Di fronte alle polemiche sull’accerchiamento delle trivelle la Regione Basilicata ha inteso mettere dei paletti con le cifre ufficiali dell’Ufficio minerario del Ministero. I titoli vigenti di concessione alla coltivazione sono 21, per una superficie complessiva di 2120 kmq (la Basilicata in tutto è di 9.993 kmq). Di questi titoli, però, quattro sono in scadenza (una a maggio, un’altra a giugno 2009, le altre nei prossimi anni). Soltanto nel caso del sito della Val d’Agri la concessione risale agli anni 2000, le altre risalgono agli anni '60, '70 e '80 fatta eccezione per le due di Recoleta e Gorgoglione (1999) e quella di Monte Verde (1992). Tirando le somme, su 21 concessioni vigenti, sono solo due le aree dove materialmente si estrae il greggio, vale a dire la zona di Viggiano, in Val d’Agri, e quella di Pisticci, nel materano. Il maggiore giacimento è quello della Val d’Agri, concentrato intorno al centro oli di Viggiano. Qui l’Eni estrae circa 80 mila barili al giorno (l’anno scorso quasi 30 milioni in tutto) su un’area di 660.15 kmq. Ciò che maggiormente preoccupa è che la Basilicata è tappezzata di richieste che non sono ancora concessioni. Si tratta in particolare di 41 istanze di permessi di ricerca (23 in provincia di Potenza e 18 in provincia di Matera). Sono inoltre già vigenti 9 permessi di ricerca, per un’altra fetta di territorio di 1209 kmq. Di questi permessi, però, tre sono quelli validi (Torrente La Vella, Montalbano, Masseria Gaudella, tutti nel materano) mentre gli altri sei sono sospesi o scaduti. Proprio quello riguardante Monte Grosso, denominato Serra San Bernardo, è sospeso.

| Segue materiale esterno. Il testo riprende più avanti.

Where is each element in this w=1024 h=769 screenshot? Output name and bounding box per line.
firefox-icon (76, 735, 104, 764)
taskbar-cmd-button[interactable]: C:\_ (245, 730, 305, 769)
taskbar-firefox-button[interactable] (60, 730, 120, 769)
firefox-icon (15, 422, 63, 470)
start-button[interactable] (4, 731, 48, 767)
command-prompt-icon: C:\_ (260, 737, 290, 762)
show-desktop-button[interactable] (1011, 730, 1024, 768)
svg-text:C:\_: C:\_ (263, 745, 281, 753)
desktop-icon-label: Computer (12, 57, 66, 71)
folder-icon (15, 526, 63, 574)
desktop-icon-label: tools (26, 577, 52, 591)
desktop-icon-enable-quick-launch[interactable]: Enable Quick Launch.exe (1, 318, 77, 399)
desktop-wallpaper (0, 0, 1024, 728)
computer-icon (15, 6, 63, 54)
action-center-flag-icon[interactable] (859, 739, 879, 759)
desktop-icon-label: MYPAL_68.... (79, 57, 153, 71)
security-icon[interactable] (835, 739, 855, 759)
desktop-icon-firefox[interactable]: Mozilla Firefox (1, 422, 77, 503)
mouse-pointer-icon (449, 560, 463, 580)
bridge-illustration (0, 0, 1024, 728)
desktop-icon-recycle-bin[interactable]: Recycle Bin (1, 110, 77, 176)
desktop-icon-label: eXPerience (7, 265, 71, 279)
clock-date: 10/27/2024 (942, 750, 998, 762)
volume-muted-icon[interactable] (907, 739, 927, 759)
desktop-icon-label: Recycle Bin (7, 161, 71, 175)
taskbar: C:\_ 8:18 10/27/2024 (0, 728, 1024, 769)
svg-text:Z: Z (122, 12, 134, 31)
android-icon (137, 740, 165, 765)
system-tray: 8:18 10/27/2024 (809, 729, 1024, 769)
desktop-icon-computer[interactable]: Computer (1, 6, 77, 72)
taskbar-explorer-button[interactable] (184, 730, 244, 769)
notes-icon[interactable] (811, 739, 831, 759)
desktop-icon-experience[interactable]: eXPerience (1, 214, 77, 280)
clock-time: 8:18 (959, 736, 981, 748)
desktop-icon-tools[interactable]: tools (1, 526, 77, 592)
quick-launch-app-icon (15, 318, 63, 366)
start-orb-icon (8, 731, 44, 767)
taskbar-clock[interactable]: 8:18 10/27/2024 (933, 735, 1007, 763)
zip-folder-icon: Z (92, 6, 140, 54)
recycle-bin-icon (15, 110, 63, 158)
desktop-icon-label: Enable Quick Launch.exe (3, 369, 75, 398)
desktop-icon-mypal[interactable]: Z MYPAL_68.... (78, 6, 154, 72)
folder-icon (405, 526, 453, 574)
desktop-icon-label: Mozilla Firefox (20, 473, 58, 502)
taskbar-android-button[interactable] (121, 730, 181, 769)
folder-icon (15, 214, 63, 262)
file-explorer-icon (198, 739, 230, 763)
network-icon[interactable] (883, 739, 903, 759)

AMBIENTALISTI CONTRO REGIONE

Con l’estrazione in Val d’Agri e con quella che sta per iniziare nella valle del Sauro da parte delle compagnie Shell, Esso e Mobil Oil, la Basilicata sarà ancora di più strategica per la bolletta energetica nazionale. Nel solo 2007 (fino a novembre) complessivamente la regione lucana ha fornito all’Italia 4 milioni di tonnellate di olio, su un totale di 4.663.000 estratte sulla terraferma, e la metà della produzione di gas estratto sulla terraferma. Le vicende recenti hanno riaperto il dibattito sul futuro della regione. Il comitato No Oil di Potenza ha chiesto le dimissioni dell’assessore all’ambiente della Regione Basilicata, Vito Santochirico, attribuendogli di non aver comunicato dati veritieri sulla situazione dell’estrazione di idrocarburi in Basilicata. “I dati che ho fornito sono dati ufficiali del Ministero dello sviluppo economico, è quindi un’accusa non fondata” - dice Santochirico.

“Quasi tutti i permessi e le concessioni sono risalenti nel tempo - aggiunge - Non vi sono ulteriori permessi o concessioni e ricordo che occorrono sempre procedimenti complessi e lunghi prima di arrivare ad una concessione”.

“Sul caso di Monte Grosso -aggiunge- voglio ribadire che non c'è nessun permesso di ricerca, c'è solo una valutazione richiesta per legge. Capisco che ciò possa creare delle preoccupazioni ma certamente da parte nostra non c'è nè condotta omissiva nè mendace. La Regione non ha nulla da nascondere”. Tuttavia, ora che le compagnie petrolifere mettono gli occhi sulla Basilicata, visto anche l’andamento del prezzo del petrolio nel mondo, si riapre la discussione sullo sviluppo che la Basilicata si darà.

“Finora abbiamo costruito un rapporto equilibrato e partecipato, condiviso tra esigenze produttive dell’estrazione e tutela ambientale, cobsapevoli che bisogna esigere di più per il monitoraggio dell’ambiente, anche meglio e più intenso di quanto fatto finora - sottolinea Santochirico - e così continueremo a muoverci”. Laddove effettivamente ci fossero possiblità ulteriori di permesi o di attività estrattive ci sarà sicruamente un momento in cui si valuterà se sono compatibili con il territorio e ci si misurerà con le popolazioni locali. Non c'è nessuna predisposizione a dare tutto a tutti”.